Here is where the real expense comes in for such things as air fare, rental car, hotel room, meals – but since it’s a sales trip, the tax implications are obvious. Just keep good records.
Imagine you get Lino and Therese at Lino Ristorante Italiano in Sheboygan to take two cases of your Syrah, Tempranillo, or Pinot Blanc. Are you making any real money yet? No. But this is just step one.
Lino’s is an Italian restaurant, and part of your agreement with Lino and Therese is that you will not offer your wines to any other Italian place in Sheboygan. This leaves you free to make an agreement with Rupps Downtown to sell your Cabernet Sauvignon only to them, the only Sheboygan steak house with your wine.
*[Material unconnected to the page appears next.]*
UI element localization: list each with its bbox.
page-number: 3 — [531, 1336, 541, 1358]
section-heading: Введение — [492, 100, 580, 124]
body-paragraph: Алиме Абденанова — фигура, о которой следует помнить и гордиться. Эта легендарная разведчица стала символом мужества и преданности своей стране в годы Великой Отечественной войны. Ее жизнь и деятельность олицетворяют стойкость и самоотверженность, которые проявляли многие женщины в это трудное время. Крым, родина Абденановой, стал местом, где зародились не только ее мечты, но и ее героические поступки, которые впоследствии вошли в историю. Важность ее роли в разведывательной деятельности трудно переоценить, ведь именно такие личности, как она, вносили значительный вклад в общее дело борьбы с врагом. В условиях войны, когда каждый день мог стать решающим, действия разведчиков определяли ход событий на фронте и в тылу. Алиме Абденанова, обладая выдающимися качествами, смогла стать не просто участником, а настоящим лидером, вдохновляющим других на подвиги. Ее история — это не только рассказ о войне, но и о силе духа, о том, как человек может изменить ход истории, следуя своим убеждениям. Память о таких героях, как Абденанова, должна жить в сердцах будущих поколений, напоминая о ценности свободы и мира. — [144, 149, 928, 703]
If Rupps takes two cases of your Cabernet, the trip has paid for itself, and since you have already paid your compliance fees for Wisconsin, additional sales in other cities there make sense.
Assume you now get a Platinum medal for your dessert wine. You may now call Lino and Rupps and tell them that nice little fact. And having your wines visible in a far-flung area helps with future sales trips. Medals at wine competitions can be great sales tools. Chicago and New York, Miami and Houston are more difficult markets to attack, but remember: You control your own destiny with this slow start-up campaign.
Moreover you learn as you go. Your family reunion trip may not prove successful the first time, but it beats flying to Sheboygan with no plan.
The more Pacific Northwest wines are seen on a national stage, the more people will take Oregon and Idaho Riesling, Washington Merlot, and British Columbia Pinot Gris seriously.